Single by Morat and Álvaro Soler
- Released: June 16, 2017
- Length: 2:59
- Label: Universal Music

= Yo contigo, tú conmigo (The Gong Gong Song) =

"Yo Contigo, Tú Conmigo (The Gong Gong Song)" (/es/, "me with you, you with me") is a single by Colombian band Morat and the Spanish singer-songwriter Álvaro Soler.
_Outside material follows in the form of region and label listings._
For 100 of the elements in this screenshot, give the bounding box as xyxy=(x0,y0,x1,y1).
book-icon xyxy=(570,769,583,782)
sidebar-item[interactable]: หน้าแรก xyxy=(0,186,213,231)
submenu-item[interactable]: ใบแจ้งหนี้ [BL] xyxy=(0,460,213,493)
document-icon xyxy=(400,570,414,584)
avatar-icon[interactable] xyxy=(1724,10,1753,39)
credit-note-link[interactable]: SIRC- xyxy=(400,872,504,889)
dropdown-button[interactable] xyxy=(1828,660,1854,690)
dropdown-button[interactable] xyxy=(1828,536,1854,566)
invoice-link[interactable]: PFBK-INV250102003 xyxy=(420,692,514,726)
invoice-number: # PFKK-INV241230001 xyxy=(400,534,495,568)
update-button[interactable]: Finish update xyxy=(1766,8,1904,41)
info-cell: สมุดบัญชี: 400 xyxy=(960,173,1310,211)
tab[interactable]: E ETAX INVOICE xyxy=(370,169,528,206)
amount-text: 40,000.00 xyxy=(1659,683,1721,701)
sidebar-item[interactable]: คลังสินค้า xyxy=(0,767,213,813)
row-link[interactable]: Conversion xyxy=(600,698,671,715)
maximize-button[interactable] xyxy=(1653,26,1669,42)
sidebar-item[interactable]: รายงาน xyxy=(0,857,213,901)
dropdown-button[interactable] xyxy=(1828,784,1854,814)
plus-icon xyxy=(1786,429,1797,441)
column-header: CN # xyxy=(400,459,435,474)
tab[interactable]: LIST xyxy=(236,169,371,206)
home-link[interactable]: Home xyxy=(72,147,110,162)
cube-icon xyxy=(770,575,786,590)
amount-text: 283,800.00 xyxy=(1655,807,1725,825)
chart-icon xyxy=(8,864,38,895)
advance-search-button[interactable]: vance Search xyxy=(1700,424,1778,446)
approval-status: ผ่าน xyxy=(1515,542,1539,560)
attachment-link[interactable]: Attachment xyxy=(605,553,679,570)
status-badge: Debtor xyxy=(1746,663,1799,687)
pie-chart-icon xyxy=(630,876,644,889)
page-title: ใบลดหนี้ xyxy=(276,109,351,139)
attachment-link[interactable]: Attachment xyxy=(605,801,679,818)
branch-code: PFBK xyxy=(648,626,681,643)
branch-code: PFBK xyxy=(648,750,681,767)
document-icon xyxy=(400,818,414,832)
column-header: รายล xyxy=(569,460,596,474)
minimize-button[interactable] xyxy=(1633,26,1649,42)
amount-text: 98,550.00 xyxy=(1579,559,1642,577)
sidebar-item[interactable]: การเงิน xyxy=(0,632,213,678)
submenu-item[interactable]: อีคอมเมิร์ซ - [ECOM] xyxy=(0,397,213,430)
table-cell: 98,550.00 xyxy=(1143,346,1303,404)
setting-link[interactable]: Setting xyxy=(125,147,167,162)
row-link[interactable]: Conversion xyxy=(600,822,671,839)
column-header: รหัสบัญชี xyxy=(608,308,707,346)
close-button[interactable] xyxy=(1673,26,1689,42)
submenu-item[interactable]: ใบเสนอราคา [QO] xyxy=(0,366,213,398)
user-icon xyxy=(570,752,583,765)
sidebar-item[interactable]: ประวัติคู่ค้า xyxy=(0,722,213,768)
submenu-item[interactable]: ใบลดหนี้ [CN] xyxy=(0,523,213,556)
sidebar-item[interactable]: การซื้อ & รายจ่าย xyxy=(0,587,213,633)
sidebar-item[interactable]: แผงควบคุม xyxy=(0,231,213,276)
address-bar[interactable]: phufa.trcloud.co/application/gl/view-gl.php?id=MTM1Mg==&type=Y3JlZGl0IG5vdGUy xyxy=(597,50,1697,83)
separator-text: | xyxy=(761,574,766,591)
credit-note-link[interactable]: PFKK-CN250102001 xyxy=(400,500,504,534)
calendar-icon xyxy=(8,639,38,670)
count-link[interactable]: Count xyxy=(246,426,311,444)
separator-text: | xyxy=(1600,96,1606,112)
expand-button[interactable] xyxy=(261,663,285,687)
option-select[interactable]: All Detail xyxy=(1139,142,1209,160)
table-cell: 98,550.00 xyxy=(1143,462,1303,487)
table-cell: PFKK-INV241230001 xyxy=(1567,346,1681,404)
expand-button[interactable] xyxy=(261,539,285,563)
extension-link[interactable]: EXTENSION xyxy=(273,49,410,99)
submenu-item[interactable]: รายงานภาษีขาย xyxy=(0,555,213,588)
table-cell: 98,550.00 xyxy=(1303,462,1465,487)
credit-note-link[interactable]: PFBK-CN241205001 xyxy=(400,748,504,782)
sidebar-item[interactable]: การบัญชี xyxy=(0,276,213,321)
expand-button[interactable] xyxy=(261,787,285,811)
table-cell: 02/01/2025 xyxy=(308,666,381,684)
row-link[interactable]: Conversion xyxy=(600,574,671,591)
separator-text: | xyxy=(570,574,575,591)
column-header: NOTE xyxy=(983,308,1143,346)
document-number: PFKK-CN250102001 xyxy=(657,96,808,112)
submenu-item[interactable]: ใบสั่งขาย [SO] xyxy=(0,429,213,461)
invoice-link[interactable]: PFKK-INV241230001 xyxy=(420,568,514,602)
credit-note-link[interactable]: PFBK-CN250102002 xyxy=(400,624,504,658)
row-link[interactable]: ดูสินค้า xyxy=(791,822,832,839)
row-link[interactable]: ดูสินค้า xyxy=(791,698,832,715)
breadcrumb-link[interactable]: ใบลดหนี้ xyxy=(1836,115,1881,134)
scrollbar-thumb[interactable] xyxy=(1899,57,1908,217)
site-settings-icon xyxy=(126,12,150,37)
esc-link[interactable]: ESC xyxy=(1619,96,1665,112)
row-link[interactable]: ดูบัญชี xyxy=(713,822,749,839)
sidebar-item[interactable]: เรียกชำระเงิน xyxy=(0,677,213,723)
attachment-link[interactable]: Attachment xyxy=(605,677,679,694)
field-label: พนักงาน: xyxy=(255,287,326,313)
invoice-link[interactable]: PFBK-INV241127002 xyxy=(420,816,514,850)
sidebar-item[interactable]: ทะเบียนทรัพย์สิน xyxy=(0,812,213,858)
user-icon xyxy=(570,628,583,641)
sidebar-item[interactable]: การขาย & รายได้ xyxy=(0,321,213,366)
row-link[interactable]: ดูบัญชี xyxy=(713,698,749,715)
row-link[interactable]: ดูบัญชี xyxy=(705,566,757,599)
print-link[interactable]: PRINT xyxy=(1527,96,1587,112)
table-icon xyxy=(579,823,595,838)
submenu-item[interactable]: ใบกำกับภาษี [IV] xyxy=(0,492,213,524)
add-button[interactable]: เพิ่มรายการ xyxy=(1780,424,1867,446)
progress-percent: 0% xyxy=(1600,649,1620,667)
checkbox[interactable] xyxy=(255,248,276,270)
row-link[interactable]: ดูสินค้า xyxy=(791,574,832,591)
The single was produced as the theme song for the film Despicable Me 3, and was released on June 16, 2017. It won the "Song of the Year" award at the LOS40 Music Awards 2017.

== Charts ==

Weekly chart performance for "Yo contigo, tú conmigo"
| Chart (2017) | Peak position |
|---|---|
| Italy (FIMI) | 29 |
| Spain (Promusicae) | 18 |

=== Year-end charts ===

2017 year-end chart performance for "Yo contigo, tú conmigo"
| Chart (2017) | Position |
|---|---|
| Spain (PROMUSICAE) | 60 |

== Certifications ==

| Region | Certification | Certified units/sales |
| Italy (FIMI) | Platinum | 50,000^{‡} |
| Spain (Promusicae) | Platinum | 40,000^{‡} |
^{‡} Sales+streaming figures based on certification alone.